Desde temprana hora, miles de aficionados comenzaron a llegar a los alrededores del estadio. Las calles cercanas se llenaron de camisetas verdes, banderas mexicanas y visitantes extranjeros que buscaban ser parte de una jornada histórica. Paralelamente, en el Zócalo capitalino se instaló un Fan Fest que congregó a miles de personas para seguir tanto la ceremonia como el partido inaugural.

Sin embargo, la fiesta futbolística no estuvo exenta de contrastes. Mientras dentro del estadio predominaban la música y la celebración, diversos colectivos de familiares de personas desaparecidas y organizaciones sociales aprovecharon la atención mediática mundial para visibilizar sus demandas. También se reportaron complicaciones en algunos sistemas de transporte público y largas filas en estaciones cercanas al recinto, reflejo de la enorme movilización generada por el evento.

La inauguración fue seguida inmediatamente por el encuentro entre la selección mexicana y Sudáfrica, duelo que abrió oficialmente la competencia. La expectativa era enorme no solo por el resultado deportivo, sino porque representó el regreso de México al centro de la escena mundialista cuarenta años después de haber organizado por última vez una Copa del Mundo.

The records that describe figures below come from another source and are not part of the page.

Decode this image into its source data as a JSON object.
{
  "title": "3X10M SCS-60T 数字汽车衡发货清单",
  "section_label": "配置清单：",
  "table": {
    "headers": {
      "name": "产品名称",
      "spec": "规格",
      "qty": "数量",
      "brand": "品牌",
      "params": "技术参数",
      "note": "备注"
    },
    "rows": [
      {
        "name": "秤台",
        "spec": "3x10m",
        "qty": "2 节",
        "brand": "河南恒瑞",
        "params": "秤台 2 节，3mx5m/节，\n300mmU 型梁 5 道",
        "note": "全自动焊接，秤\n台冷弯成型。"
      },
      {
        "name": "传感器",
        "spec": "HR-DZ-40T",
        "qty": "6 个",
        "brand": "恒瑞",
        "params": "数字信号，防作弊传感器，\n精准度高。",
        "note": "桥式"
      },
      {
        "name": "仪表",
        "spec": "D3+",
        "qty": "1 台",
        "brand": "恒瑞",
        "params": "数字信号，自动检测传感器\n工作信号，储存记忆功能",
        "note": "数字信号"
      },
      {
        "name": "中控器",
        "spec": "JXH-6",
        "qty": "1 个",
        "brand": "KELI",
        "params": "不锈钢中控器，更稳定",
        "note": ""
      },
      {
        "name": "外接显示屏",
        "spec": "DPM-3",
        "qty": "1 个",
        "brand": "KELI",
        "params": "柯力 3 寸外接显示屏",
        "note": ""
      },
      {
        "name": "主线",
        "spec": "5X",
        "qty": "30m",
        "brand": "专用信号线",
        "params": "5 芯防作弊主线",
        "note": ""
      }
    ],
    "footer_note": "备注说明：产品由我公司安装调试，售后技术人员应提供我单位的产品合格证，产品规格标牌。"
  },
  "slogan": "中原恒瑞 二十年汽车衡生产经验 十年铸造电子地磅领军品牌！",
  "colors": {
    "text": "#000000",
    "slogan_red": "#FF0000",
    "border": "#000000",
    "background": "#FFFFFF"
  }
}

Así, entre protestas, afuera, la ausencia de la Presidenta Sheinbaum, acordes de rock, cumbia, pop y música urbana, el rugido de más de 80 mil aficionados y la imagen del trofeo mundial elevándose sobre el césped del Azteca, México volvió a escribir una página en la historia del futbol. Por tercera ocasión, el país abrió la Copa del Mundo y recordó por qué el Coloso de Santa Úrsula continúa siendo uno de los templos más emblemáticos del deporte internacional.